Automated Workflows for Reconfigurable Nanomaterials Published in Advanced Functional Materials

Cross-disciplinary approaches, including lab automation, machine learning, and computer vision methods, open new possibilities in analysing complex colloidal systems with reversible features based on microstructural periodicities.

Researchers from Manufacturing Futures Lab: Mr. Yueyang Gao (First author), Dr. Maximilian O. Besenhard, collaborated with System Identification Group (Prof. Federico Galvanin) and AdReNa Group (Prof. Stefan Guldin, Corresponding author) in the Department of Chemical Engineering at UCL developed automated data-driven workflows for predicting and analyzing aggregation behavior of nanoparticles in liquid crystals, advancing the discovery of nanomaterial systems with programmable and reconfigurable features. Their latest breakthrough was published in Advanced Functional Materials, which was also selected for themed collections in hot topics of Artificial Intelligence and Machine Learning, and Gold. 

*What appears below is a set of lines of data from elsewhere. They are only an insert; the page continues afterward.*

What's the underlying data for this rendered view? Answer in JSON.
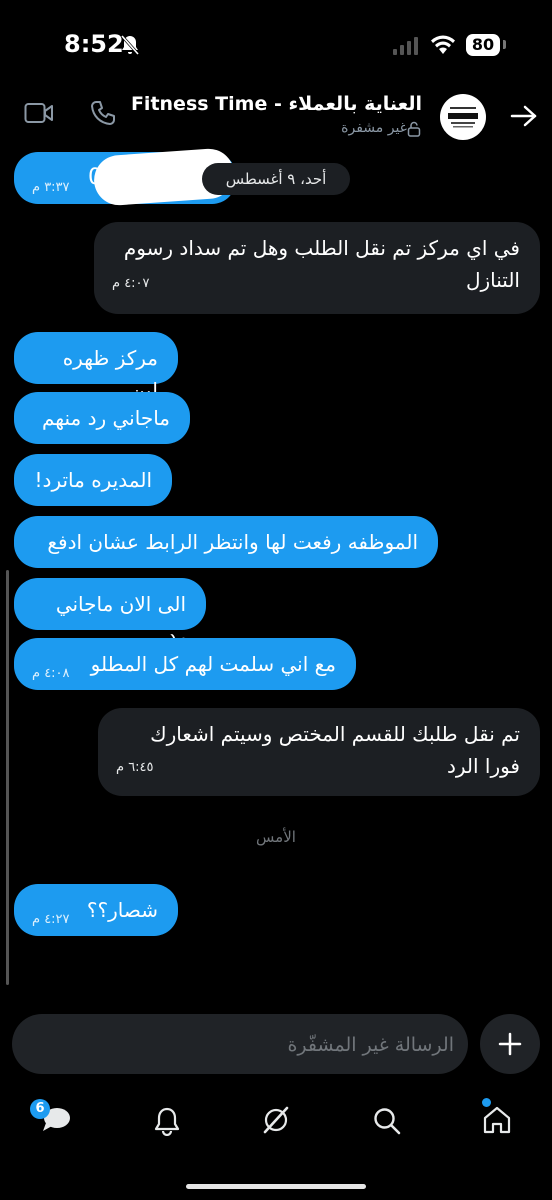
{
  "status_bar": {
    "time": "8:52",
    "battery": "80"
  },
  "header": {
    "title": "العناية بالعملاء - Fitness Time",
    "subtitle": "غير مشفرة"
  },
  "conversation": {
    "date_chip": "أحد، ٩ أغسطس",
    "first_bubble": {
      "text": "0",
      "time": "٣:٣٧ م"
    },
    "messages": [
      {
        "text": "في اي مركز تم نقل الطلب وهل تم سداد رسوم التنازل",
        "time": "٤:٠٧ م",
        "sender": "other"
      },
      {
        "text": "مركز ظهره لبن",
        "sender": "me"
      },
      {
        "text": "ماجاني رد منهم",
        "sender": "me"
      },
      {
        "text": "المديره ماترد!",
        "sender": "me"
      },
      {
        "text": "الموظفه رفعت لها وانتظر الرابط عشان ادفع",
        "sender": "me"
      },
      {
        "text": "الى الان ماجاني رد",
        "sender": "me"
      },
      {
        "text": "مع اني سلمت لهم كل المطلو",
        "time": "٤:٠٨ م",
        "sender": "me"
      },
      {
        "text": "تم نقل طلبك للقسم المختص وسيتم اشعارك فورا الرد",
        "time": "٦:٤٥ م",
        "sender": "other"
      }
    ],
    "divider": "الأمس",
    "last_message": {
      "text": "شصار؟؟",
      "time": "٤:٢٧ م",
      "sender": "me"
    }
  },
  "composer": {
    "placeholder": "الرسالة غير المشفّرة"
  },
  "tabbar": {
    "messages_badge": "6"
  },
  "colors": {
    "accent": "#1d9bf0",
    "bubble_other": "#1c1f23",
    "background": "#000000"
  }
}
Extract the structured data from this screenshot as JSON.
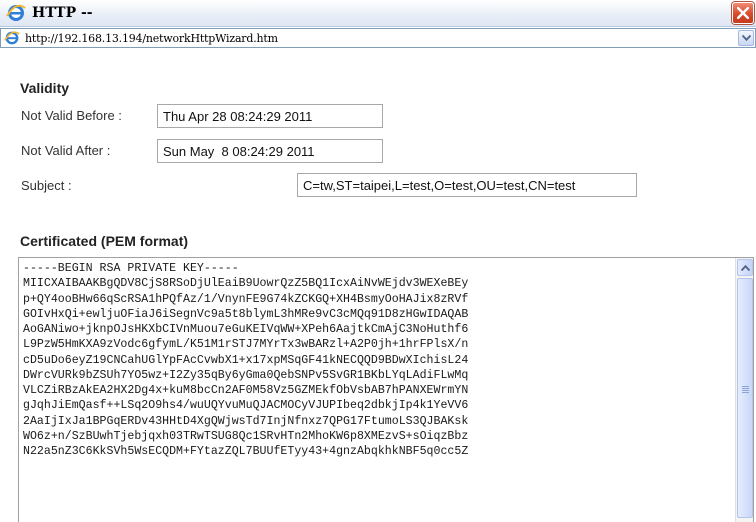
{
  "window": {
    "title": "HTTP --",
    "address_url": "http://192.168.13.194/networkHttpWizard.htm"
  },
  "validity": {
    "heading": "Validity",
    "not_valid_before_label": "Not Valid Before :",
    "not_valid_before_value": "Thu Apr 28 08:24:29 2011",
    "not_valid_after_label": "Not Valid After :",
    "not_valid_after_value": "Sun May  8 08:24:29 2011",
    "subject_label": "Subject :",
    "subject_value": "C=tw,ST=taipei,L=test,O=test,OU=test,CN=test"
  },
  "certificate": {
    "heading": "Certificated (PEM format)",
    "pem_lines": [
      "-----BEGIN RSA PRIVATE KEY-----",
      "MIICXAIBAAKBgQDV8CjS8RSoDjUlEaiB9UowrQzZ5BQ1IcxAiNvWEjdv3WEXeBEy",
      "p+QY4ooBHw66qScRSA1hPQfAz/1/VnynFE9G74kZCKGQ+XH4BsmyOoHAJix8zRVf",
      "GOIvHxQi+ewljuOFiaJ6iSegnVc9a5t8blymL3hMRe9vC3cMQq91D8zHGwIDAQAB",
      "AoGANiwo+jknpOJsHKXbCIVnMuou7eGuKEIVqWW+XPeh6AajtkCmAjC3NoHuthf6",
      "L9PzW5HmKXA9zVodc6gfymL/K51M1rSTJ7MYrTx3wBARzl+A2P0jh+1hrFPlsX/n",
      "cD5uDo6eyZ19CNCahUGlYpFAcCvwbX1+x17xpMSqGF41kNECQQD9BDwXIchisL24",
      "DWrcVURk9bZSUh7YO5wz+I2Zy35qBy6yGma0QebSNPv5SvGR1BKbLYqLAdiFLwMq",
      "VLCZiRBzAkEA2HX2Dg4x+kuM8bcCn2AF0M58Vz5GZMEkfObVsbAB7hPANXEWrmYN",
      "gJqhJiEmQasf++LSq2O9hs4/wuUQYvuMuQJACMOCyVJUPIbeq2dbkjIp4k1YeVV6",
      "2AaIjIxJa1BPGqERDv43HHtD4XgQWjwsTd7InjNfnxz7QPG17FtumoLS3QJBAKsk",
      "WO6z+n/SzBUwhTjebjqxh03TRwTSUG8Qc1SRvHTn2MhoKW6p8XMEzvS+sOiqzBbz",
      "N22a5nZ3C6KkSVh5WsECQDM+FYtazZQL7BUUfETyy43+4gnzAbqkhkNBF5q0cc5Z"
    ]
  }
}
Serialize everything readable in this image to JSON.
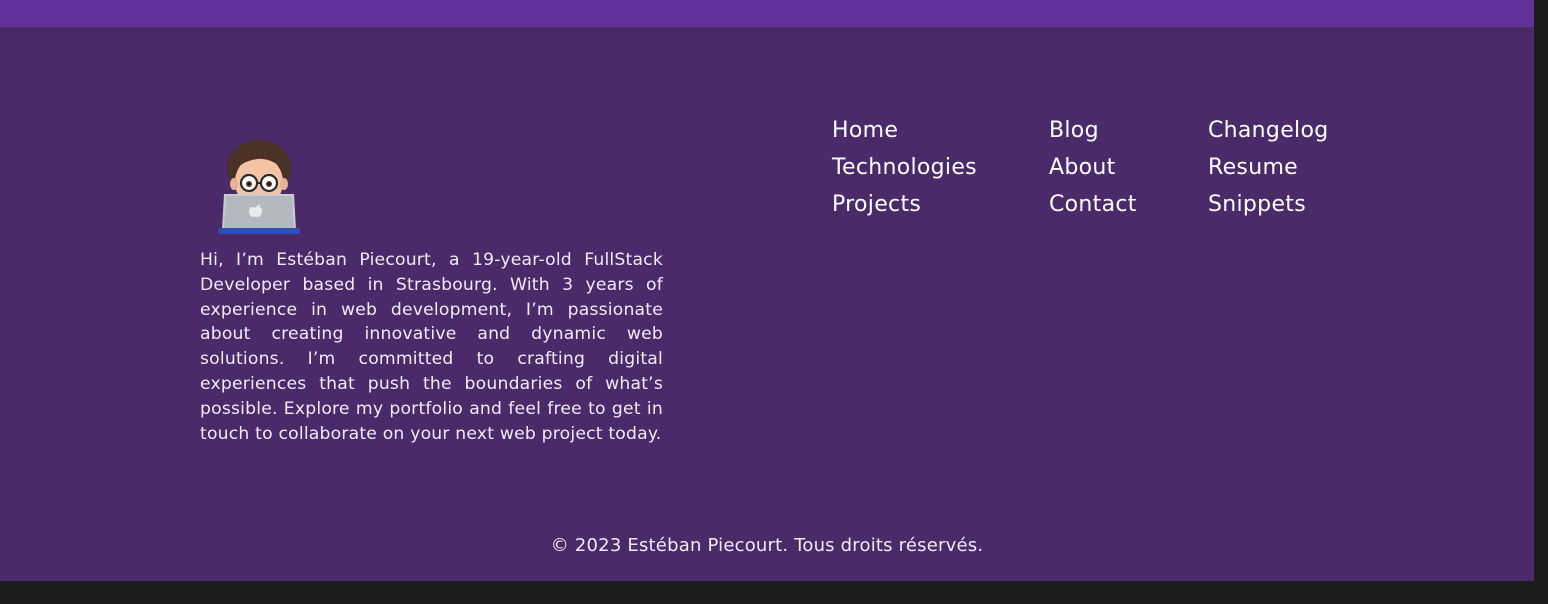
{
  "colors": {
    "accent_band": "#63319a",
    "footer_background": "#4a2a69",
    "text": "#ffffff",
    "page_background": "#1c1c1c"
  },
  "footer": {
    "avatar_icon": "memoji-developer-with-laptop",
    "bio": "Hi, I’m Estéban Piecourt, a 19-year-old FullStack Developer based in Strasbourg. With 3 years of experience in web development, I’m passionate about creating innovative and dynamic web solutions. I’m committed to crafting digital experiences that push the boundaries of what’s possible. Explore my portfolio and feel free to get in touch to collaborate on your next web project today.",
    "nav_columns": [
      [
        "Home",
        "Technologies",
        "Projects"
      ],
      [
        "Blog",
        "About",
        "Contact"
      ],
      [
        "Changelog",
        "Resume",
        "Snippets"
      ]
    ],
    "copyright": "© 2023 Estéban Piecourt. Tous droits réservés."
  }
}
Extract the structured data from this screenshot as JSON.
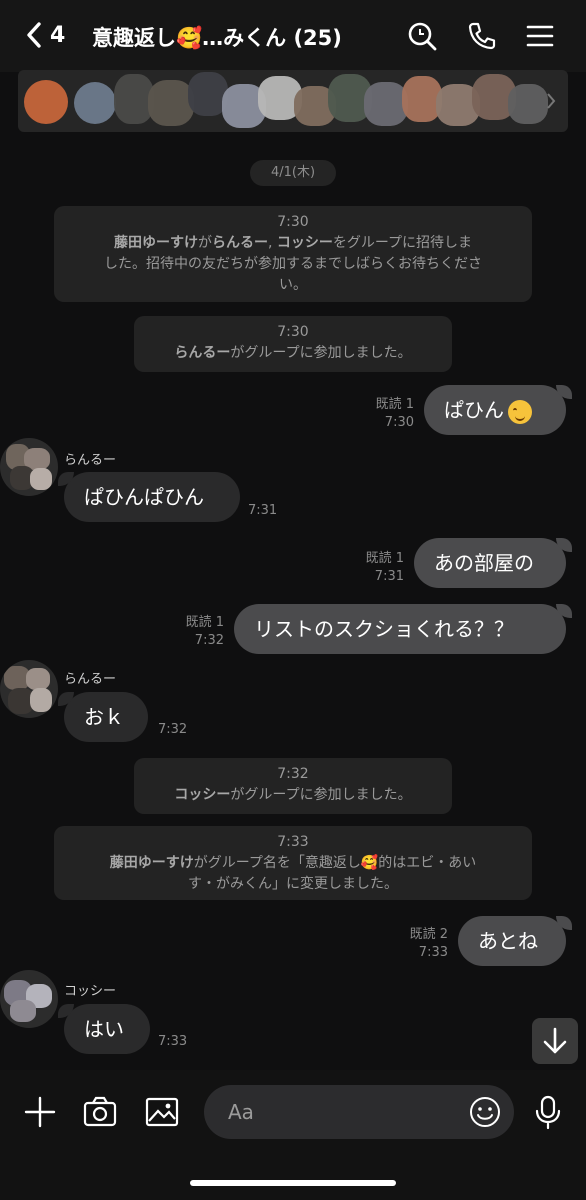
{
  "header": {
    "back_count": "4",
    "title": "意趣返し🥰…みくん (25)",
    "icons": [
      "chevron-left-icon",
      "search-icon",
      "phone-icon",
      "menu-icon"
    ]
  },
  "date_pill": "4/1(木)",
  "system_messages": [
    {
      "time": "7:30",
      "line1_a": "藤田ゆーすけ",
      "line1_b": "が",
      "line1_c": "らんるー",
      "line1_d": ", ",
      "line1_e": "コッシー",
      "line1_f": "をグループに招待しま",
      "line2": "した。招待中の友だちが参加するまでしばらくお待ちくださ",
      "line3": "い。"
    },
    {
      "time": "7:30",
      "name": "らんるー",
      "text": "がグループに参加しました。"
    },
    {
      "time": "7:32",
      "name": "コッシー",
      "text": "がグループに参加しました。"
    },
    {
      "time": "7:33",
      "name": "藤田ゆーすけ",
      "line1": "がグループ名を「意趣返し🥰的はエビ・あい",
      "line2": "す・がみくん」に変更しました。"
    }
  ],
  "messages": [
    {
      "dir": "out",
      "text": "ぱひん",
      "read": "既読 1",
      "time": "7:30",
      "emoji": "smiling-emoji"
    },
    {
      "dir": "in",
      "sender": "らんるー",
      "text": "ぱひんぱひん",
      "time": "7:31"
    },
    {
      "dir": "out",
      "text": "あの部屋の",
      "read": "既読 1",
      "time": "7:31"
    },
    {
      "dir": "out",
      "text": "リストのスクショくれる？？",
      "read": "既読 1",
      "time": "7:32"
    },
    {
      "dir": "in",
      "sender": "らんるー",
      "text": "おｋ",
      "time": "7:32"
    },
    {
      "dir": "out",
      "text": "あとね",
      "read": "既読 2",
      "time": "7:33"
    },
    {
      "dir": "in",
      "sender": "コッシー",
      "text": "はい",
      "time": "7:33"
    }
  ],
  "input": {
    "placeholder": "Aa"
  },
  "colors": {
    "background": "#0f0f10",
    "bubble_out": "#4b4b4d",
    "bubble_in": "#2a2a2b",
    "system": "#232323"
  }
}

Gold nanoparticles (AuNPs) have gained prominence in chemical and biomedical fields as versatile nanoscale building blocks, Liquid crystals (LCs) offer a promising matrix for fundamental research and AuNPs applications, but this potent system exhibits complex and dynamic behavior due to colloidal instability. Thus, optimizing the solubility of AuNPs here remains difficult due to the interplay of multiple experimental variables, necessitating extensive combinatorial trials. 

In this study, an automated platform combined with a Design of Experiment (DoE) framework was employed to streamline the optimization, using robotics to accelerate traditional experimental trials. A random forest model, trained on a relatively small dataset, successfully predicted aggregate classifications with high accuracy. Aggregate behavior was further analyzed by UV-vis spectroscopy with automated data processing for feature reduction. These steps enhanced the closed-loop optimization by iteratively constructing a generalized additive model for predicting spectral features. AuNPs with optimized solubility were validated for hierarchical assembly during thermocycling tests. Computer vision methods were used to quantify the reversibility of LC-AuNPs systems, utilizing information entropy derived from pattern recognition algorithms to realize the high throughput analysis on pixel-level.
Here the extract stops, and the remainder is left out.